3. Subint is stuck in non-checkpointing Python code
→ portal-cancel msg queued but never processed.
4. Subint is in a shielded cancel scope when cancel
arrives → delay until shield exits.
**Current teardown has a shield-bug too:**
`trio.CancelScope(shield=True)` wrapping the `finally`
block absorbs Ctrl-C, so even when the user tries
to break out they can't. This is the reason
`test_ipc_channel_break_during_stream[break_parent-...
no_msgstream_aclose]` locks up unkillable.

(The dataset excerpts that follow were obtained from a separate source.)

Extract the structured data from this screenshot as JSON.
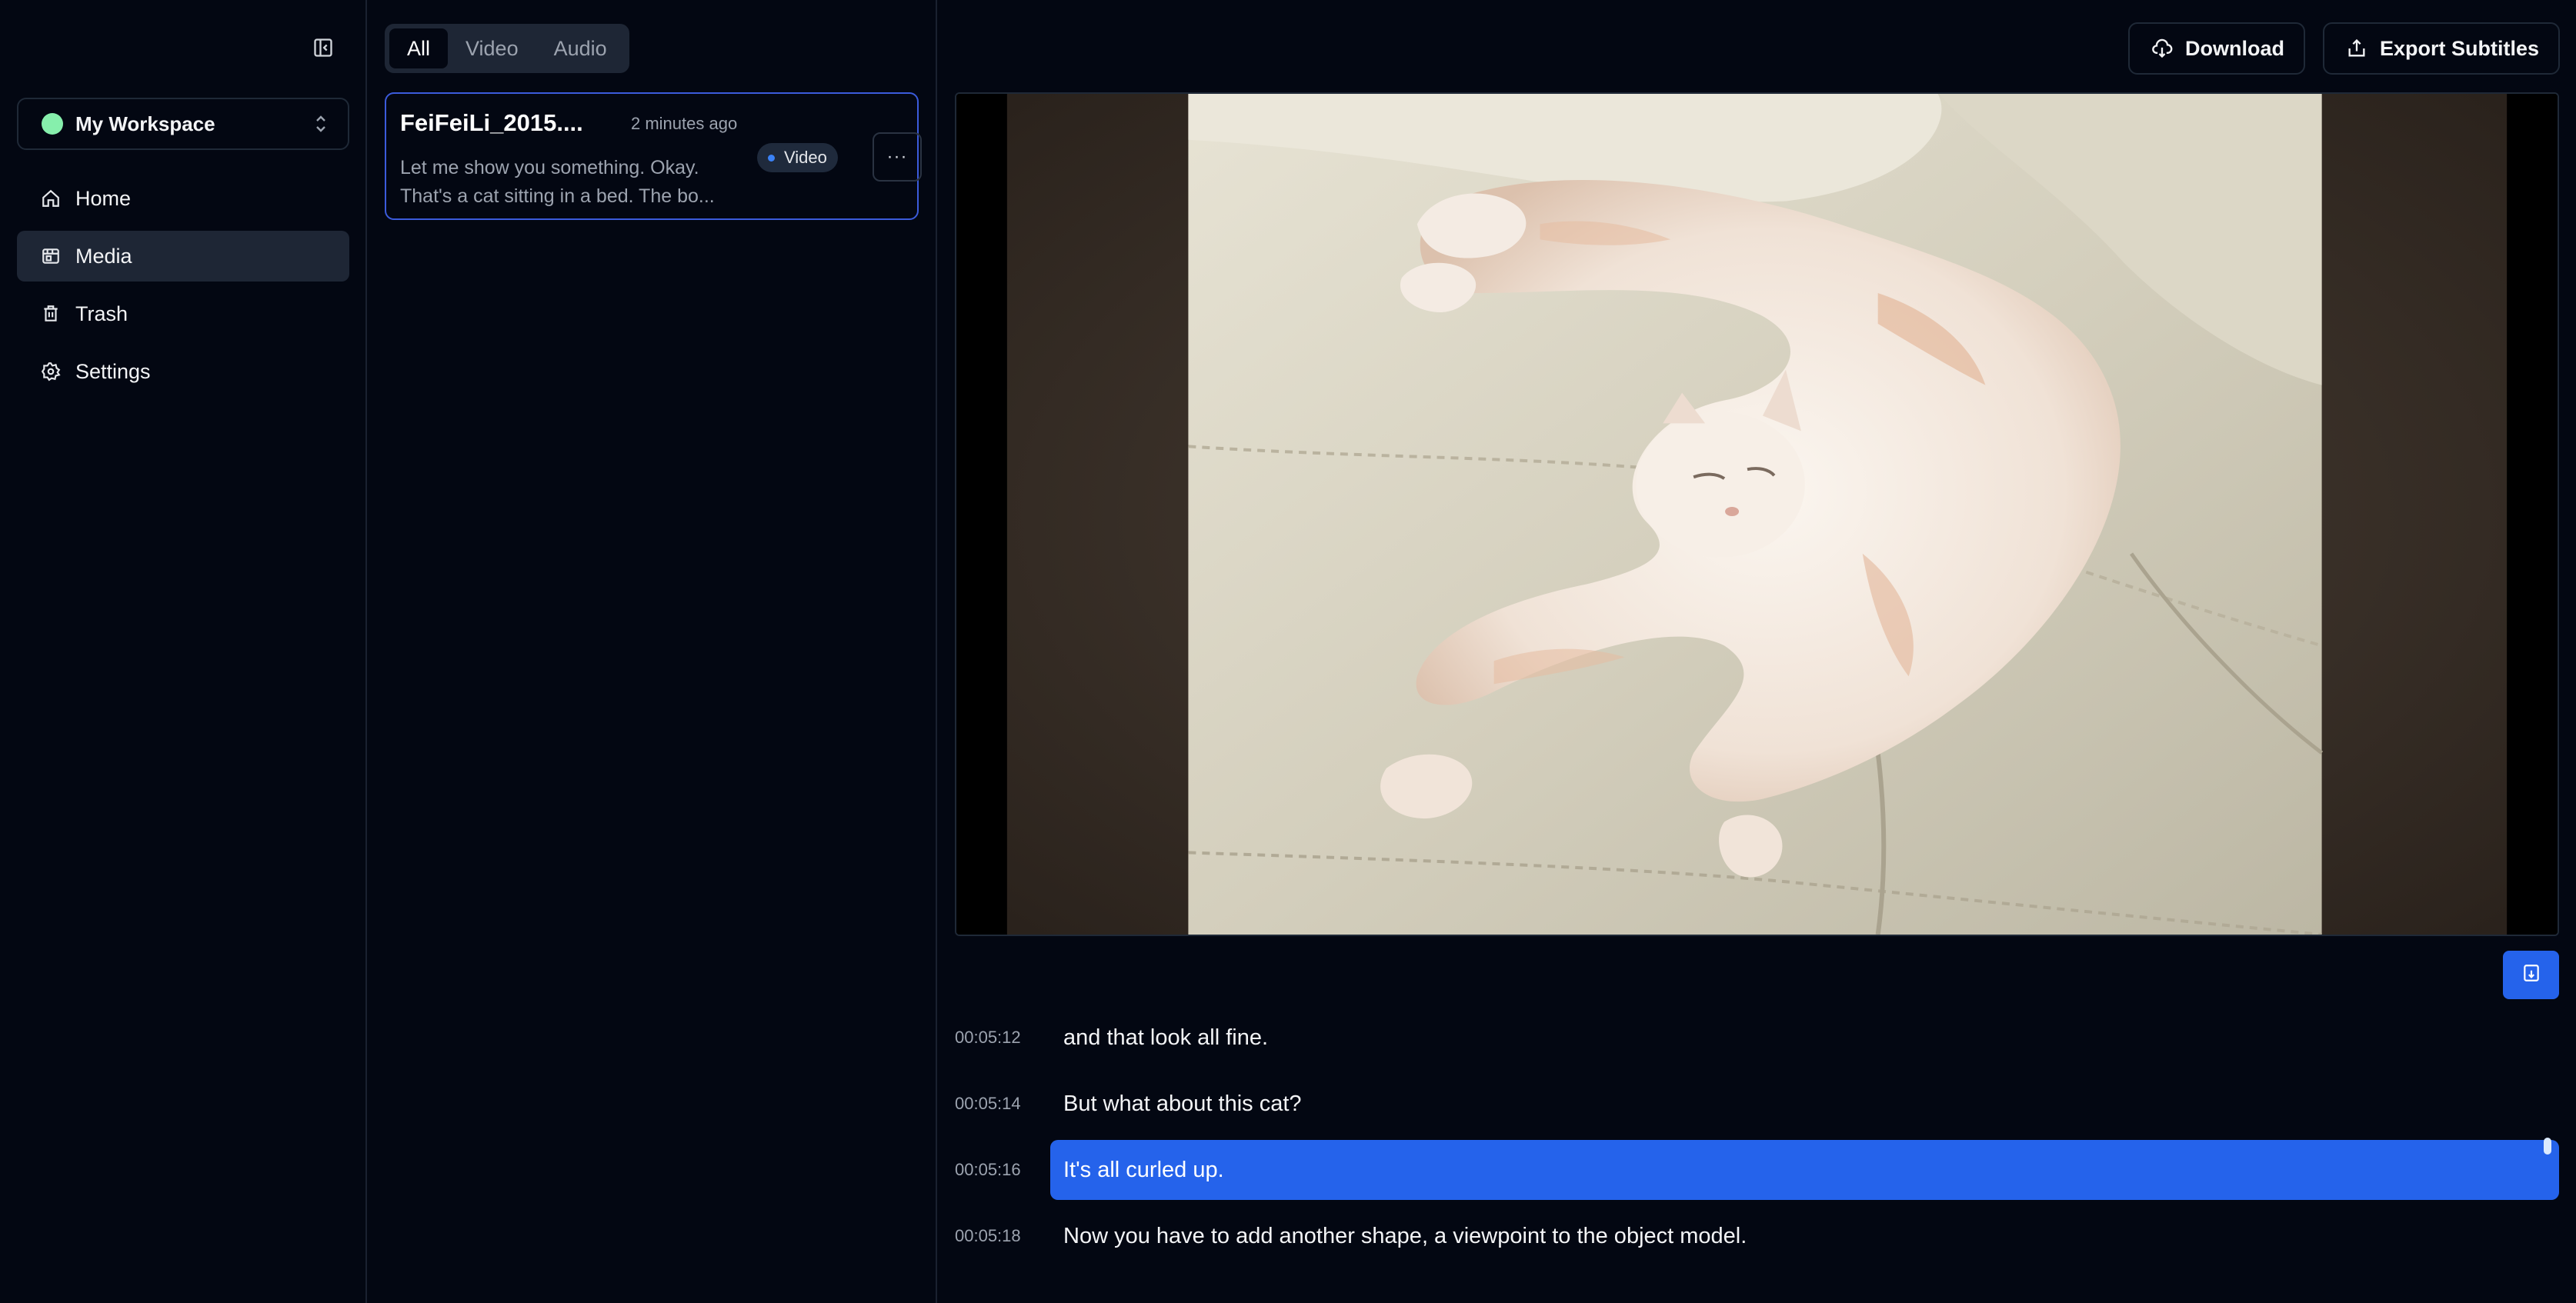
{
  "app": {
    "title": "Media"
  },
  "sidebar": {
    "collapse_icon": "sidebar-collapse-icon",
    "workspace": {
      "label": "My Workspace",
      "dot_color": "#86efac"
    },
    "items": [
      {
        "label": "Home",
        "icon": "home-icon",
        "active": false
      },
      {
        "label": "Media",
        "icon": "media-icon",
        "active": true
      },
      {
        "label": "Trash",
        "icon": "trash-icon",
        "active": false
      },
      {
        "label": "Settings",
        "icon": "gear-icon",
        "active": false
      }
    ]
  },
  "filters": {
    "tabs": [
      {
        "label": "All",
        "active": true
      },
      {
        "label": "Video",
        "active": false
      },
      {
        "label": "Audio",
        "active": false
      }
    ]
  },
  "media_list": {
    "items": [
      {
        "title": "FeiFeiLi_2015....",
        "time": "2 minutes ago",
        "snippet": "Let me show you something. Okay. That's a cat sitting in a bed. The bo...",
        "badge": "Video",
        "more_label": "···",
        "selected": true
      }
    ]
  },
  "header": {
    "download_label": "Download",
    "export_label": "Export Subtitles"
  },
  "player": {
    "alt": "Cat curled up on a cream leather sofa"
  },
  "follow_button": {
    "icon": "follow-playback-icon"
  },
  "transcript": {
    "segments": [
      {
        "time": "00:05:12",
        "text": "and that look all fine.",
        "active": false
      },
      {
        "time": "00:05:14",
        "text": "But what about this cat?",
        "active": false
      },
      {
        "time": "00:05:16",
        "text": "It's all curled up.",
        "active": true
      },
      {
        "time": "00:05:18",
        "text": "Now you have to add another shape, a viewpoint to the object model.",
        "active": false
      }
    ]
  },
  "colors": {
    "background": "#030712",
    "accent": "#2563eb",
    "active_nav": "#1e2635",
    "selected_border": "#3b5bdb"
  }
}
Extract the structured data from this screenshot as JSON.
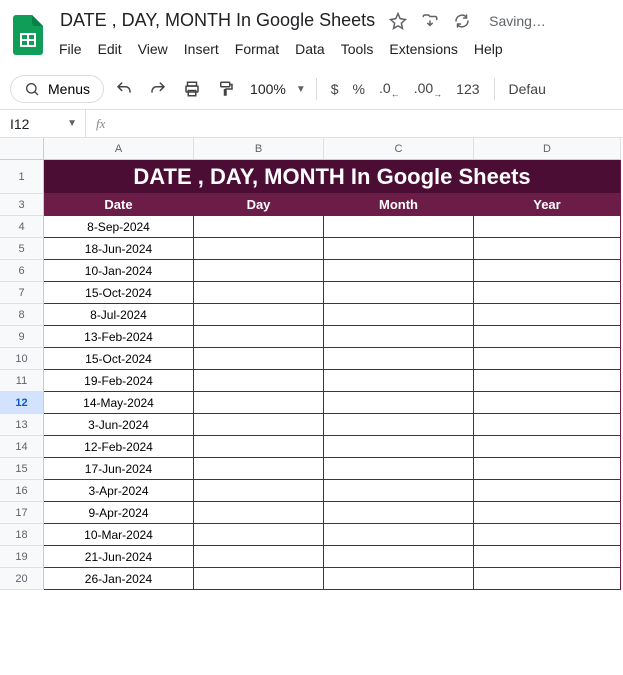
{
  "doc": {
    "title": "DATE , DAY, MONTH  In Google Sheets",
    "saving": "Saving…"
  },
  "menubar": [
    "File",
    "Edit",
    "View",
    "Insert",
    "Format",
    "Data",
    "Tools",
    "Extensions",
    "Help"
  ],
  "toolbar": {
    "menus": "Menus",
    "zoom": "100%",
    "currency": "$",
    "percent": "%",
    "dec_dec": ".0",
    "dec_inc": ".00",
    "num123": "123",
    "font_trunc": "Defau"
  },
  "namebox": "I12",
  "columns": [
    "A",
    "B",
    "C",
    "D"
  ],
  "banner_text": "DATE , DAY, MONTH  In Google Sheets",
  "table_headers": {
    "date": "Date",
    "day": "Day",
    "month": "Month",
    "year": "Year"
  },
  "row_numbers": [
    "1",
    "3",
    "4",
    "5",
    "6",
    "7",
    "8",
    "9",
    "10",
    "11",
    "12",
    "13",
    "14",
    "15",
    "16",
    "17",
    "18",
    "19",
    "20"
  ],
  "active_row": "12",
  "dates": [
    "8-Sep-2024",
    "18-Jun-2024",
    "10-Jan-2024",
    "15-Oct-2024",
    "8-Jul-2024",
    "13-Feb-2024",
    "15-Oct-2024",
    "19-Feb-2024",
    "14-May-2024",
    "3-Jun-2024",
    "12-Feb-2024",
    "17-Jun-2024",
    "3-Apr-2024",
    "9-Apr-2024",
    "10-Mar-2024",
    "21-Jun-2024",
    "26-Jan-2024"
  ]
}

**B.3 hard-kill fix plan (next commit):**
1. Bound `driver_thread.join()` with
`trio.move_on_after(HARD_KILL_TIMEOUT)`.
2. If it times out, log a warning naming the
`interp_id` and switch the driver thread to
`daemon=True` mode (not actually possible after
start — so instead create as daemon=True upfront
and accept the tradeoff of proc-exit not waiting
for a stuck subint).
3. Best-effort `_interpreters.destroy()`; catch the
`InterpreterError` if the subint is still running.
4. Document that the leak is real and the only
escape hatch we have without upstream cooperation.
**Test plan for Phase B.3:**
New `tests/test_subint_cancellation.py` covering:
- SIGINT at spawn
- SIGINT mid-portal-RPC
- SIGINT during shielded section in subint
- Dead-channel cancel (mirror of `test_ipc_channel_
break_during_stream` minimized)
- Non-checkpointing subint (tight `while True` in
user code)
- Per-test `pytest-timeout`-style bounds so the
tests visibly fail instead of wedging the runner
### Sanity-check output (verbatim terminal excerpts)
Post-fix single-test validation:
```
1 passed, 1 warning in 1.06s
```
(same test that was hanging pre-fix:
`test_parent_cancels[...cancel_method=ctx-...False]`)
Full `tests/test_context_stream_semantics.py`
under subint:
```
61 passed, 1 warning in 100.35s (0:01:40)
```
and a clean-cache re-run:
```
61 passed, 1 warning in 100.82s (0:01:40)
```
No regressions on trio backend (same subset):
```
69 passed, 1 skipped, 3 warnings in 89.19s
```
### Commit msg
Also AI-drafted via `/commit-msg` + `rewrap.py
--width 67`. See `git log -1 26fb820`.